Of course, as I write this I’m in my second marriage. There is certainly love there, along with duty, promises made and the straightforward pragmatic appreciation of the stability we give each other. Marriage itself isn’t just a romantic proposition: you can’t actually live on the oxytocin high being in love gives you, and you couldn’t sustain that over years and still be alive. ((Or you wouldn’t be in very good shape if you were.)) Marriage, like it or not, is also a business arrangement. You’re partnering up your life and resources with another person’s life and resources. Ideally you pick well: someone you have fun and good sex with, who shares your perspective on child bearing and rearing and who finds your friendship just as enriching as your romance. In many ways, marriage isn’t romantic at all. It’s the reason that so many arranged marriages still actually work.
I married my first husband riding the high for a surprisingly long time, and when I came down I realized what huge mistakes we’d made in choosing each other.

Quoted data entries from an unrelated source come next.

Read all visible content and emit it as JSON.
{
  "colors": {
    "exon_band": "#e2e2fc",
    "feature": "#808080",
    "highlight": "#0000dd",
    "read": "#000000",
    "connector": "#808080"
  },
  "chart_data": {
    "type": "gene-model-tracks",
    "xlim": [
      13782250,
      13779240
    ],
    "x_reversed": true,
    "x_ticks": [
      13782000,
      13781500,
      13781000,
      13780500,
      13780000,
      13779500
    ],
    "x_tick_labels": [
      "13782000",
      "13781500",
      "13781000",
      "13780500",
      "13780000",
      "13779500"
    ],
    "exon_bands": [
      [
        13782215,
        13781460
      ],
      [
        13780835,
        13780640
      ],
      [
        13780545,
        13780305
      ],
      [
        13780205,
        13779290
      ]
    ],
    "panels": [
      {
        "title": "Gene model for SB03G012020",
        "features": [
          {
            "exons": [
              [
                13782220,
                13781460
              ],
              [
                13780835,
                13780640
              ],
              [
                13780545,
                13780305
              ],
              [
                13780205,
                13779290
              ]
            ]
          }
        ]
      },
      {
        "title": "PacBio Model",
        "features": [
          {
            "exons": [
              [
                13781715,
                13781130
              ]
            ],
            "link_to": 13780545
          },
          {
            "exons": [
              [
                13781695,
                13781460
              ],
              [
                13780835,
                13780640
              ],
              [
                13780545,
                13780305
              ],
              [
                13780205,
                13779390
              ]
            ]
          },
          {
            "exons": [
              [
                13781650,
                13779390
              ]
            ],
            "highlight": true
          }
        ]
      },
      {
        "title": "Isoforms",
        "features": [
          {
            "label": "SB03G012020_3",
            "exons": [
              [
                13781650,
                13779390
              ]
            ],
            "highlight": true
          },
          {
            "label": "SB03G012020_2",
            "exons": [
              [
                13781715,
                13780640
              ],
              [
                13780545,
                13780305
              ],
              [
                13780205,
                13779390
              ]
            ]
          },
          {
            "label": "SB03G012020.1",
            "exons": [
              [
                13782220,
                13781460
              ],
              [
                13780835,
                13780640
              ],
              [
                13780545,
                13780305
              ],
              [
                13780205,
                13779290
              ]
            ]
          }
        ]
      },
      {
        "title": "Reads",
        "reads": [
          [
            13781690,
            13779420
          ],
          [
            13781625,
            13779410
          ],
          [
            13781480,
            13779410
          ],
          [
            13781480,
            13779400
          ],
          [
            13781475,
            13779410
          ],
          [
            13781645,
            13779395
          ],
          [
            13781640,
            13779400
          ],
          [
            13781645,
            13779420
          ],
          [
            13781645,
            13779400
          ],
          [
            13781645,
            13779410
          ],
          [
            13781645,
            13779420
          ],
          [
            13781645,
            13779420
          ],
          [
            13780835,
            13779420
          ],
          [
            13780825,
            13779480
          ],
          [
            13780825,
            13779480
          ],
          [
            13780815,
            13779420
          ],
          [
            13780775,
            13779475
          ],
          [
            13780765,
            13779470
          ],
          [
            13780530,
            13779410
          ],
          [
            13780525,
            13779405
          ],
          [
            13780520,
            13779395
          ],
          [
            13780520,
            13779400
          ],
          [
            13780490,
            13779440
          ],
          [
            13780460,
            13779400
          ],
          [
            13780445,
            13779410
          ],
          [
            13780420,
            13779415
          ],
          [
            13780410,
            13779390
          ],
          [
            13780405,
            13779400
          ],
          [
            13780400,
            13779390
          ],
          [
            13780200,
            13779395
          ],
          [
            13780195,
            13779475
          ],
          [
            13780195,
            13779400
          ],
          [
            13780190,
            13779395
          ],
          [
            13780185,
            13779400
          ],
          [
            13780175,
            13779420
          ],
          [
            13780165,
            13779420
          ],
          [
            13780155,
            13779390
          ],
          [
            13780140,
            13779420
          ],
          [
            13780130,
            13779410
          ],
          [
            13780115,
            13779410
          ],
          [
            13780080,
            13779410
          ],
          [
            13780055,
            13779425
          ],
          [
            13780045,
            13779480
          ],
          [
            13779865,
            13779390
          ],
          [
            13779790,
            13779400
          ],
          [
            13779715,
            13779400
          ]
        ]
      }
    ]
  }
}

Ultimately, it was a total failure, but because I loved him I stayed for years after I realized how badly we’d erred in choosing each other. Then, one day, after almost a year of my ex husband barely touching me and rarely interacting with me, I woke up beside him one morning and realized that I no longer loved him.
It was a terrible moment, and while my self-loathing has passed, I hope never to revisit that blank feeling ever again. While I tend to suppress my emotions, I can feel at least some affection for the people around me, but in that moment on that morning I felt absolutely nothing for him, not annoyance, not welcome, not hate. Nothing.
The love no longer lasted. On my end, the marriage was done.
Unfortunately, my ex still loved me, or at least appeared to. And in our wedding vows, he declared his love to last “forever” whereas I had added “so long as it shall last.”
I had no idea how to navigate “what happens when it’s no longer mutual.” As a longtime carrier of unrequited love (happened to me a lot, possibly because of high anxiety levels) I felt powerful empathy for my ex’s situation, and I tried to make myself feel for him again and just couldn’t do it. So it left me with a moral dilemma: since he made the vow of forever, was I therefore required to stay forever? Certainly that’s how he intended it. But since I didn’t, and I didn’t love him anymore, was I obligated to leave?
As you can probably tell from my recent remarriage, I left. Right or wrong, there are limits to doing the right thing, and Wicca doesn’t promote the idea that martyrs receive their rewards in heaven for choosing to live miserably in the present. I left, and I had to trust karma to let me know if the decision was right or wrong – but certainly karma could not reverse that decision anymore than my ex could.
This leads to another concept: happiness as a moral value. Wicca/some neopaganism are among the only faiths that place a moral, if sometimes unconscious, value on happiness. But for now I’m sharing my experience and the dilemma of a lopsided “love lasting” scenario.